One of the most exciting aspects of our delivery system is its potential for personalized medicine. By utilizing RBCs derived from the patient's own blood, we can customize the delivery system for each individual and tailor it to accommodate different therapeutic agents. This personalized approach maximizes treatment effectiveness and minimizes the risk of adverse reactions.

Clinical Implications and Future Directions:

Our research paves the way for a paradigm shift in the treatment of DIPG and potentially other cancers. By enhancing drug and RNA delivery, we can overcome the challenges associated with current treatment modalities. The improved efficacy and reduced toxicity of our delivery system offer hope for better patient outcomes and prolonged survival rates.
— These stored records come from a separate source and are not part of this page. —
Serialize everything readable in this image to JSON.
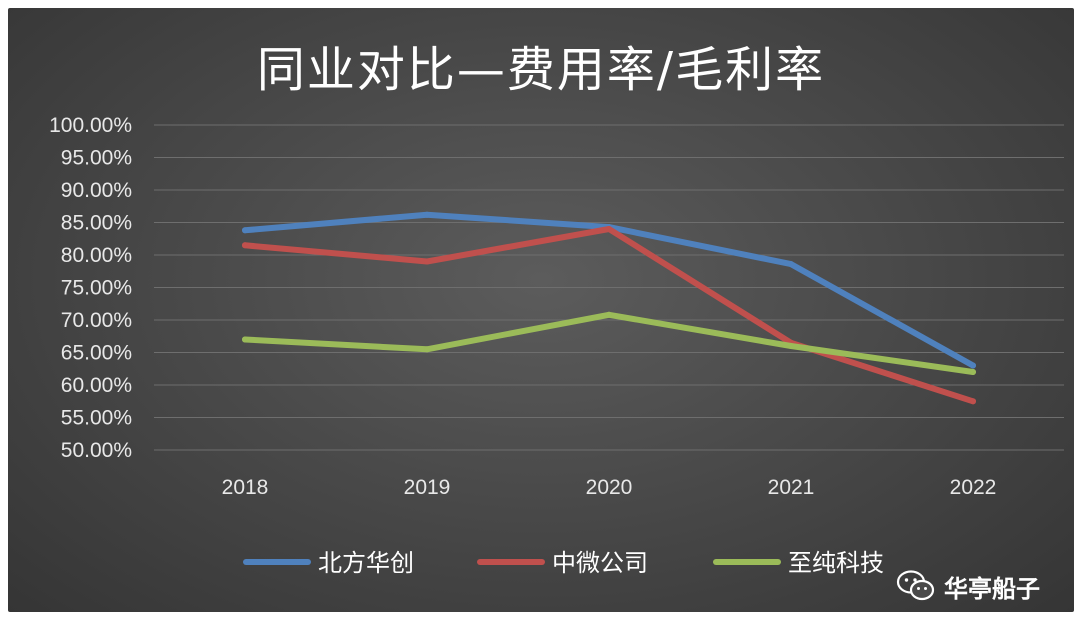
{
  "chart_data": {
    "type": "line",
    "title": "同业对比—费用率/毛利率",
    "categories": [
      "2018",
      "2019",
      "2020",
      "2021",
      "2022"
    ],
    "y_ticks": [
      "100.00%",
      "95.00%",
      "90.00%",
      "85.00%",
      "80.00%",
      "75.00%",
      "70.00%",
      "65.00%",
      "60.00%",
      "55.00%",
      "50.00%"
    ],
    "ylim": [
      50,
      100
    ],
    "grid": true,
    "legend_position": "bottom",
    "series": [
      {
        "name": "北方华创",
        "color": "#4f81bd",
        "values": [
          83.8,
          86.2,
          84.3,
          78.6,
          63.0
        ]
      },
      {
        "name": "中微公司",
        "color": "#c0504d",
        "values": [
          81.5,
          79.0,
          84.0,
          66.5,
          57.5
        ]
      },
      {
        "name": "至纯科技",
        "color": "#9bbb59",
        "values": [
          67.0,
          65.5,
          70.8,
          66.0,
          62.0
        ]
      }
    ]
  },
  "watermark": {
    "icon": "wechat-icon",
    "text": "华亭船子"
  }
}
Moving forward, we aim to conduct further preclinical studies to optimize the delivery system and validate its efficacy in animal models.

Conclusion:

In conclusion, our research focuses on developing a novel delivery system utilizing red blood cells as carriers for drugs and RNA therapeutics to improve the treatment of DIPG tumour. This innovative approach enhances targeting capabilities, reduces toxicity, and holds promise for personalized medicine in cancer treatment. By overcoming the limitations of current therapies, we strive to make a significant impact on the lives of DIPG patients and potentially transform the landscape of cancer treatment.